Here’s everything you need to know about the investigation so far:

  • Warnings before the collapse: An April 2021 letter from the condo's board president to residents said some damage observed in a 2018 engineer's report, including in the garage, "has gotten significantly worse." The 2018 report from an engineering firm documented severe structural damage to the concrete slab below the pool deck and "cracking and spalling" located in the parking garage. Spalling is a term used to describe areas of concrete that have cracked or crumbled.
  • The federal team: A group of federal officials from the National Institute of Standards and Technology is launching a preliminary investigation of the collapsed building's materials, history and applicable building codes at the time the condo was built, the ground surrounding the building and numerous other factors, according to an agency official. The six-person team includes scientists, structural engineers and a geotechnical engineer.
  • The timeline: Allyn Kilsheimer, the structural engineer hired by the town of Surfside to look into the reasons for the collapse, said his investigation could last a few months or longer, although an exact time frame is unknown. Kilsheimer said he has started examining the building and will use a meticulous, computer-assisted process of elimination to attempt to identify the cause or causes. "Unless it's a plane or a bomb that you know triggered this whole thing, sometimes you can't get it down to one cause," he explained. "You don't know what you're going to end up with until you finish the whole study."
  • Potential leads: Although it still remains unknown why the building partially collapsed, engineers who have reviewed the case say the investigation should focus on potential failures near the building’s base. According to Sinisa Kolar, a Miami-based engineering executive, forensic engineers will need to examine the ground-floor columns. In addition, Kolar expects investigators will test samples of concrete and cross-reference that with structural drawings. Meanwhile, Joel Figueroa-Vallines, president of SEP Engineers, said he thinks it's too early to reach conclusions, but also said he would focus an investigation on the foundation and the "podium level" of the pool deck. 
  • A possibly deadly combination: In addition to structural problems and “40 years of exposure to salt, water and salt air,” the collapse may have been influenced by vibrations from construction work, heavy equipment on the roof and water damage from the building’s pool, according to Mehrdad Sasani, a professor of civil and environmental engineering at Northeastern University.
  • What’s next: Miami-Dade County Mayor Daniella Levine Cava said she will be meeting with experts in subject areas like engineering, geology, construction and legal fields to prevent this tragedy from happening again. “They will advise me on issues related to building construction, chain of custody and requirements for reporting, condominium regulation and more, so that my staff and I can develop a set of recommendations for changes that need to be made at all steps in the building process to ensure a tragedy like this will never, ever happen again,” she said. 

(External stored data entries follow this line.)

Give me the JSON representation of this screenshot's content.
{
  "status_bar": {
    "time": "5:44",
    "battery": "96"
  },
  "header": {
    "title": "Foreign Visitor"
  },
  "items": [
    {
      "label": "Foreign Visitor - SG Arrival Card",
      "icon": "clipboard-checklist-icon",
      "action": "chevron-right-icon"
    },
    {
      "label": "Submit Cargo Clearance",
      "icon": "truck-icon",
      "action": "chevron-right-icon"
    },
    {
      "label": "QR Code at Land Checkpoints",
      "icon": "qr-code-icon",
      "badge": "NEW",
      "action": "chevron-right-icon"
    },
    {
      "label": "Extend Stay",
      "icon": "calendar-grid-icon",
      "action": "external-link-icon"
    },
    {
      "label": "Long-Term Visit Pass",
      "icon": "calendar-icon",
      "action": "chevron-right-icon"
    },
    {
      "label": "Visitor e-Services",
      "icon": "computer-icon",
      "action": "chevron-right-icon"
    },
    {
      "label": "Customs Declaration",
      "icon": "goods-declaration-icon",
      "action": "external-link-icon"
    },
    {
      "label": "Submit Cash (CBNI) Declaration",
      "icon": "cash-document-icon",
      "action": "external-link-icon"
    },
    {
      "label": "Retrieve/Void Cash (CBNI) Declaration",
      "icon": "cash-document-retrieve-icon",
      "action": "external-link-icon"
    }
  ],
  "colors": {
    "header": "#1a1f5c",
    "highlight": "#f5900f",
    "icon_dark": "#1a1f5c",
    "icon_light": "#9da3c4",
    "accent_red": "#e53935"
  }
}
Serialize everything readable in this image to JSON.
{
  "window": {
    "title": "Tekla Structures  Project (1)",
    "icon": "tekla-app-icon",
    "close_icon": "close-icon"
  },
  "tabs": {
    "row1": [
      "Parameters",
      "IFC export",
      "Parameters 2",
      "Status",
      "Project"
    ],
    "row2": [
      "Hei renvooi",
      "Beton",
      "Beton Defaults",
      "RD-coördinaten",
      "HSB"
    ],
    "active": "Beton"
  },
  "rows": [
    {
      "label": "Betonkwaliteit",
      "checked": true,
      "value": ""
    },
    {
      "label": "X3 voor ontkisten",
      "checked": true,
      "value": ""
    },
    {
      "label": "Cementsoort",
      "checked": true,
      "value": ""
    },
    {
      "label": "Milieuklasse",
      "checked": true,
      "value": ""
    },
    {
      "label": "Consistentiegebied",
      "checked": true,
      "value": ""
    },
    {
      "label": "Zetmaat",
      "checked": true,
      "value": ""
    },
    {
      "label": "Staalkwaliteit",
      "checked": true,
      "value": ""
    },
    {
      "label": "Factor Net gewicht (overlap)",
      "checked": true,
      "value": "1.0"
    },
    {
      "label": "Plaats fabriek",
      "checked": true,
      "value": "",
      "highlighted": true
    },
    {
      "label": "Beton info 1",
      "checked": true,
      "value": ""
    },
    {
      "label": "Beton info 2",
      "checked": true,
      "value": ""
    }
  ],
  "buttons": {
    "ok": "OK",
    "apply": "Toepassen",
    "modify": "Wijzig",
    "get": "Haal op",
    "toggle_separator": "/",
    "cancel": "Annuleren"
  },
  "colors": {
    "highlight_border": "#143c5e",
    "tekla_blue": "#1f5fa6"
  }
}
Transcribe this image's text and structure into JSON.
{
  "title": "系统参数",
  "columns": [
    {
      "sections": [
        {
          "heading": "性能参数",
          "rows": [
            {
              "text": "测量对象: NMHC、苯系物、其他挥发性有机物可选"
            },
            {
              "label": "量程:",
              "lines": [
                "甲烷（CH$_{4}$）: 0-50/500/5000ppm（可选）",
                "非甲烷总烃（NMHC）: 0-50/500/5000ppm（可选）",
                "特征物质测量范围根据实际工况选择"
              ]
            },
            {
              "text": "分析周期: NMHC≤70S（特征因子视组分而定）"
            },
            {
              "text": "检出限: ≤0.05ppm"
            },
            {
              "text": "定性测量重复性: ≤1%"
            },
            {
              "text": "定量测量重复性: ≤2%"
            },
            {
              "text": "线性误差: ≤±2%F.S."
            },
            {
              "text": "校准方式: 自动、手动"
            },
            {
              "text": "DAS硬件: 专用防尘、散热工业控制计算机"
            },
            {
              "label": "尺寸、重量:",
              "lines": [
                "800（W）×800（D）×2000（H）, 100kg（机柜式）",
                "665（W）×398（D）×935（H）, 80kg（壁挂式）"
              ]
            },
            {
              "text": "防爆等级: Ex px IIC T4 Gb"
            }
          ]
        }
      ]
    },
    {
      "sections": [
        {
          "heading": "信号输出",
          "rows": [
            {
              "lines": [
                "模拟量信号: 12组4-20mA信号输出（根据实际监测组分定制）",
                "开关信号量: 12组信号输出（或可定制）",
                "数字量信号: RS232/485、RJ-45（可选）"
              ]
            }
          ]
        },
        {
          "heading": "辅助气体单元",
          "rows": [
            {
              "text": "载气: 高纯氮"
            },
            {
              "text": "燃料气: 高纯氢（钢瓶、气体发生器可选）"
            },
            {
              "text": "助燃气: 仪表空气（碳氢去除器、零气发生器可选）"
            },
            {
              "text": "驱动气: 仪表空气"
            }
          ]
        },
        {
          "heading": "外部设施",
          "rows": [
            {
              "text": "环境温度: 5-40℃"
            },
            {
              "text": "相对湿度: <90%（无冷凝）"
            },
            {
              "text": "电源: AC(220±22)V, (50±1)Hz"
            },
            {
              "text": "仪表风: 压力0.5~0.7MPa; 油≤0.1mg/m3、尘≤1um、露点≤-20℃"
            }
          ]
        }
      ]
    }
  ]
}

Read more about the rescue efforts and investigation here.

CNN's Curt Devine, Hollie Silverman, Alyssa Kraus, Deanna Hackney and Jamiel Lynch contributed reporting to this post. 

1:09 p.m. ET, June 29, 2021

Miami-Dade County mayor says she will support a grand jury investigation

From CNN’s Gregory Lemos and Amanda Watts

Mayor Daniella Levine Cava.
Mayor Daniella Levine Cava. Source: WPLG

The mayor of Miami-Dade County said Tuesday said she would support the Miami-Dade state attorney’s office opening a grand jury investigation into the catastrophic collapse at Champlain Towers South in Surfside, Florida.

Mayor Daniella Levine Cava said, “the grand jury has not yet been impaneled,” but she has been speaking to Miami-Dade State Attorney Katherine Fernandez Rundle. 

CNN reached out to Fernandez Rundle’s office, who said a statement is forthcoming. 

“We were talking about whenever it is moving forward, that we will be fully on board,” Levine Cava said.

“I am very supportive of the grand jury investigation,” Levine Cava said. “I have pledged my full cooperation, as she moves forward.”

Levine Cava noted that she is very familiar with the grand jury process.